If you are like me, you do not worry much about changes in Social Security that will happen in the year 2030 or thereafter. That year seems impossibly remote, and some of us do not figure to be around then.
However, all Americans have reason for active concern about what is going to happen to our Social Security income starting less than a year and a half from now. On New Year’s Day of 2006, the full prescription drug program will kick in, part of the new Medicare law passed last year.
Implementing that law, the federal government will spend an almost unimaginable half-a-trillion dollars on these drugs over a period of nine years. Regrettably, most people on Medicare will get little help from these massive outlays. Worse than that, unless something is done, we will see larger and larger portions of our Social Security checks taken from us by the surging Medicare costs that we will be required to pay.
The figures behind this latter statement should shock us all. In 2006, out-of-pocket expenses will amount to more than one-third of an average 65-year-old’s Social Security income. Medicare premiums, deductibles, and copayments will take such a large bite out of that person’s check that he or she will, almost inevitably, find it hard to get by.
And, for those over 65, it gets worse. A typical 85-year-old person, for example, will have to pay 42.7% of income, leaving only a little more than half of his or her Social Security check to meet other expenses.
As the years go on, the situation will become even more dire. By 2025, recipients aged 65 will be charged more than 50% of their total Social Security income for Medicare expenses. An 85-year-old woman or man will then have to pay an incredible 63% by way of those deadly premiums, deductibles, and co-payments.
All of this information comes, not directly from advocates for older Americans, but from the federal government itself. In early July, the Centers for Medicare and Medicaid Services released numbers that reveal what will happen to Social Security recipients, starting soon.
Families USA, an agency based in Washington D.C., has alerted me to this crisis. I much appreciate the work of this foundation, begun in 1981 by Kate and Philippe Villers, of Concord, Massachusetts, and serving the national community marvelously well ever since.
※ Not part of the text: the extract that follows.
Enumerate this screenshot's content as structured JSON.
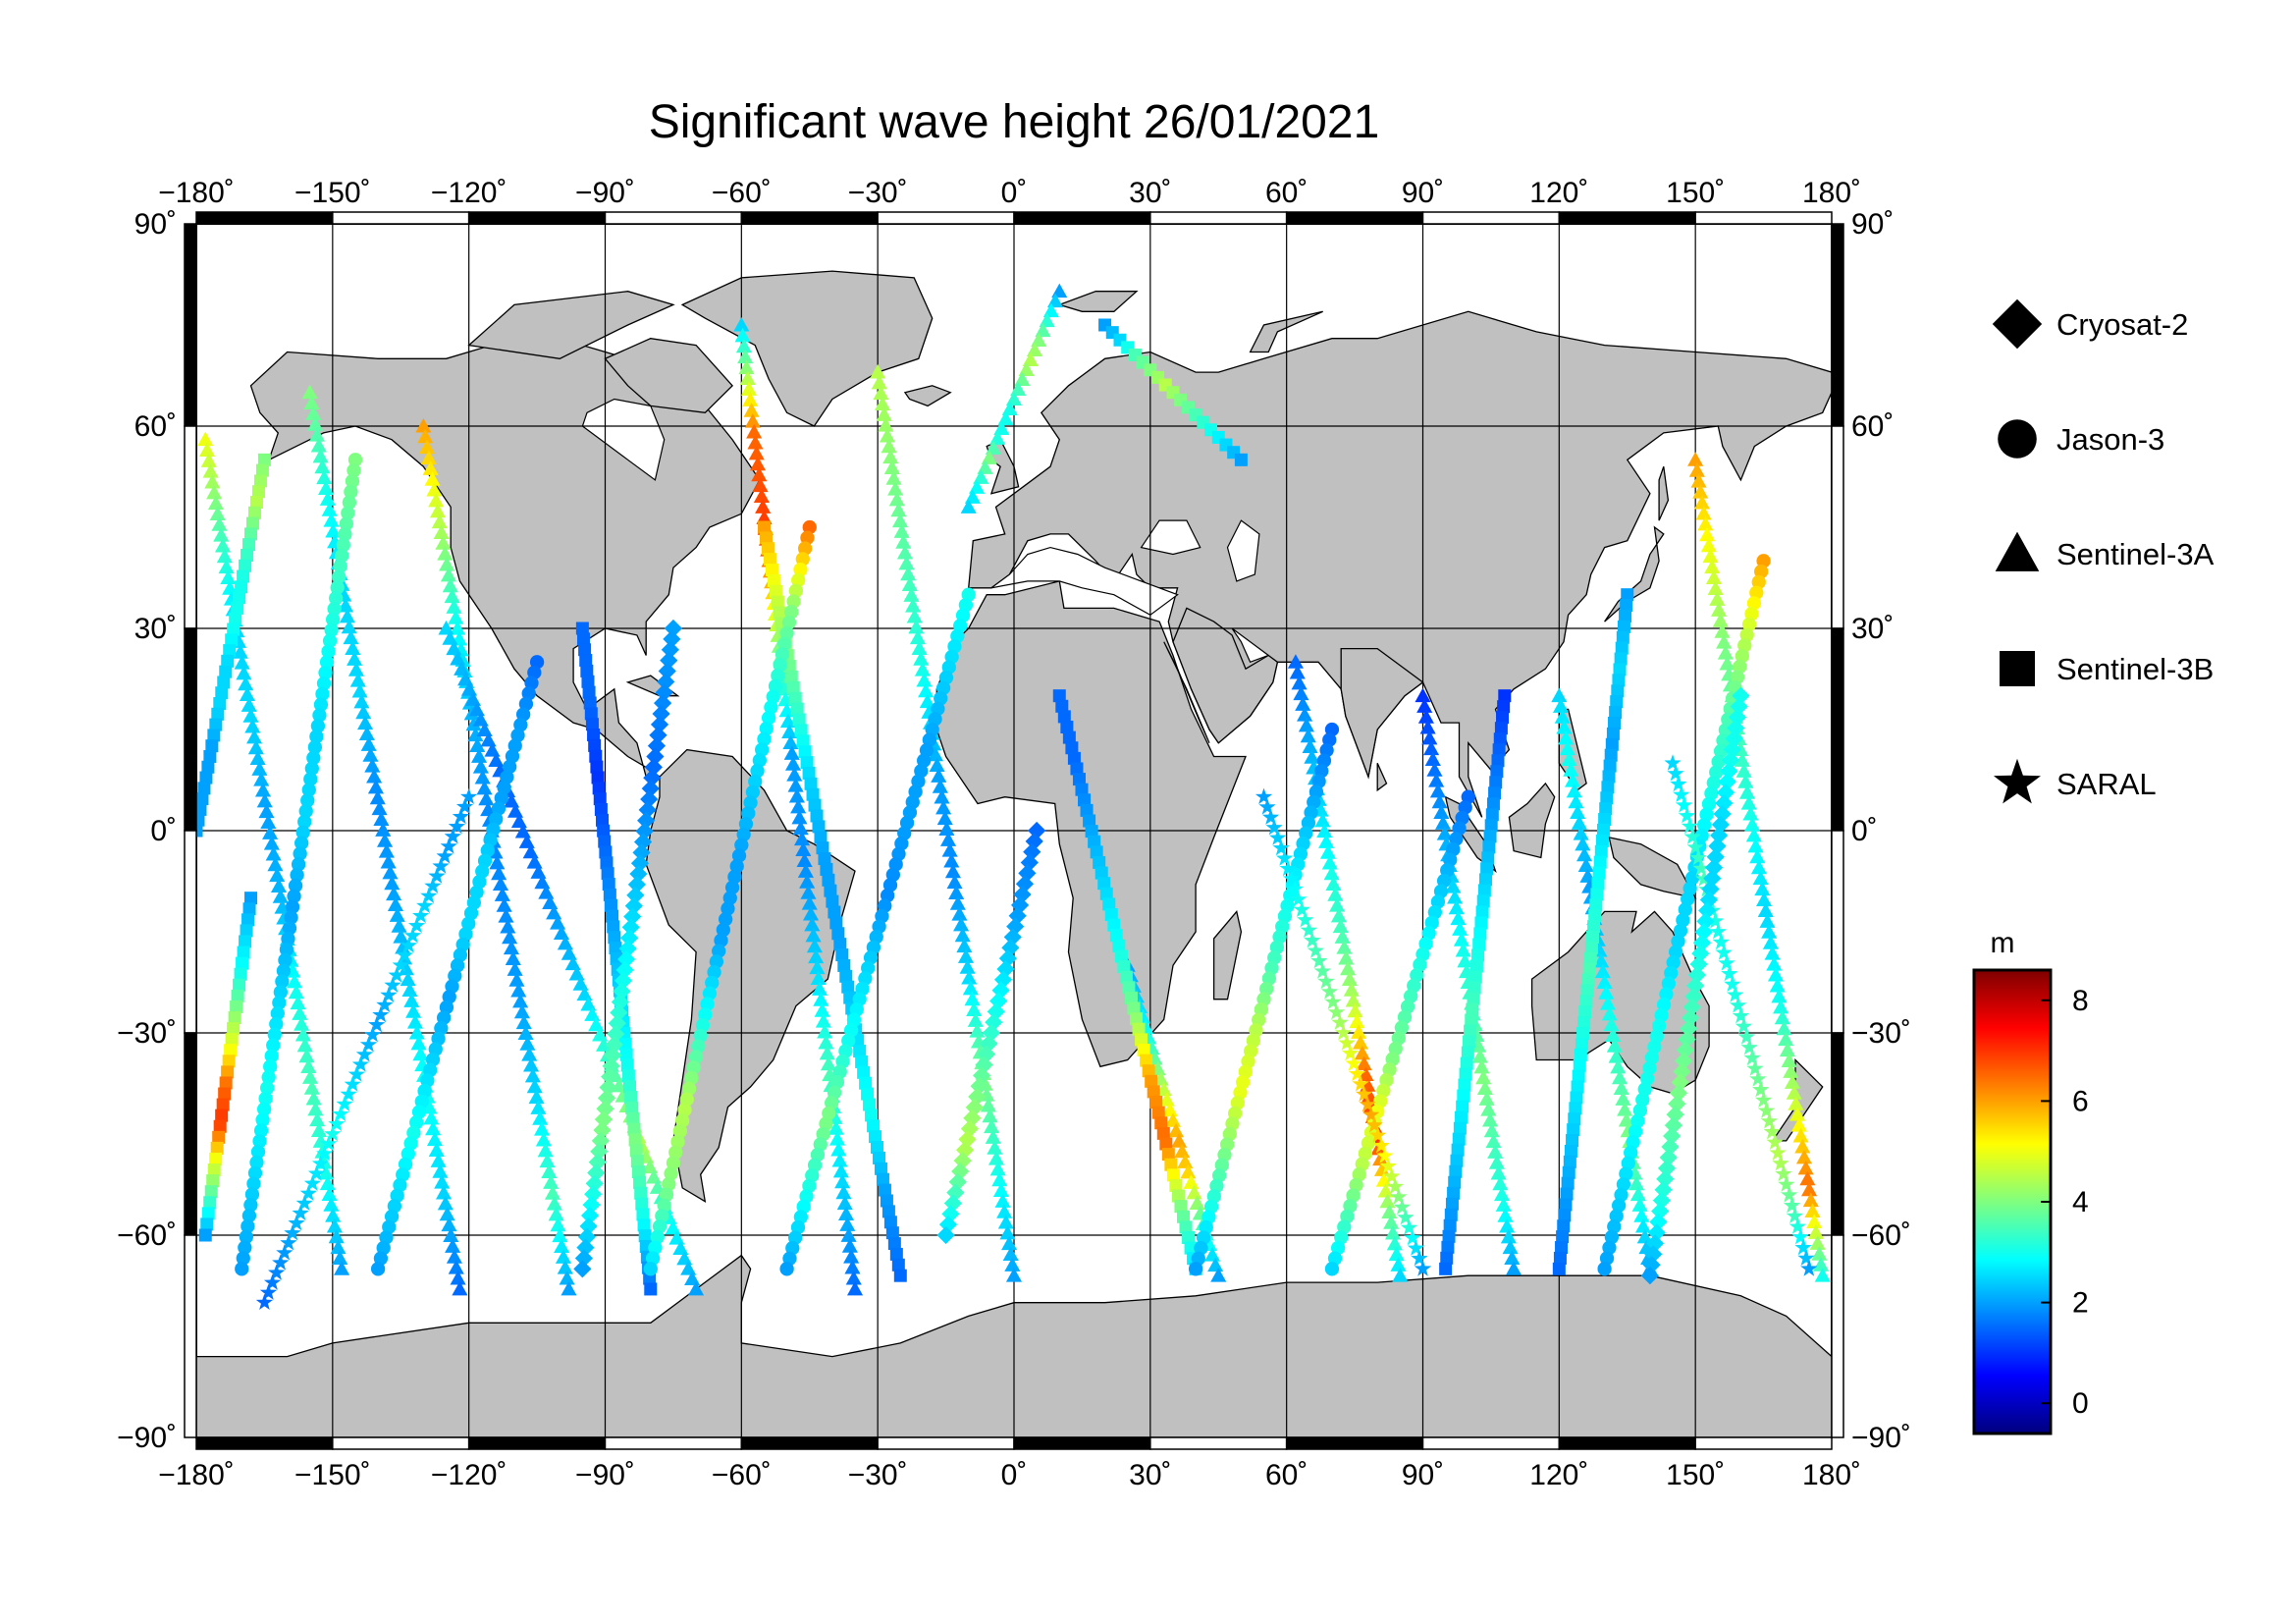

If you want to keep up with health care issues, few web sites will serve you better than www.FamiliesUSA.org. The agency’s director, Ron Pollack, I consider one of this nation’s best advocates for social justice with a special focus on health care for all.
The message sent by Pollack carries the heading “Shocking Data on Medicare and Social Security.” The figures could be considered x-rated because of the threat they pose not only to those of us who are now old, but to those who will become so over the next decades.
Ron Pollack sums up the lesson to be drawn from this material: “These data demonstrate, more clearly than ever, why we need to find ways to slow the rate of prescription drug inflation and why we need to resist further efforts to shift health care costs onto Medicare beneficiaries.”
Families USA has taken action, not only by spreading news of the government’s numbers, but by urging support of legislation introduced into Congress by Representative Nancy Pelosi. That legislation would, in the words of Ron Pollock, “protect Social Security beneficiaries from having their retirement income wiped out by out-of-control soaring health care costs.”
I urge you to contact your own representative in Congress as well as your two senators and tell them you support Pelosi’s efforts and those of others to fix the problem. The election season will probably make them more receptive than usual to your voice.
One Social Security expert whom I have consulted, Yung-Ping Chen of the University of Massachusetts at Boston, feels confident that changes will be made. “The drug program has got to be modified,” he reassures this writer. “Policy-wise, it has no legs, it makes no sense,” he adds.
But Professor Chen, holder of the Frank J. Manning Eminent Scholar’s Chair in Gerontology, agrees on the need for advocacy. If older voters are heard from, it will increase chances for desirable changes, perhaps along the lines of Representative Pelosi’s proposed legislation.
Besides the threat to everyone’s pocketbook, the Medicare prescription drug plan has other major problems. Even AARP, the agency whose regrettable support proved crucial to passage of that plan, supports some changes in the new law. Thus far, however, the alarming figures released by the feds seem not to have stirred AARP to action.
For our own good and the good of our national community, it is vital to raise our voices before paying for the cost of drugs bankrupts us all.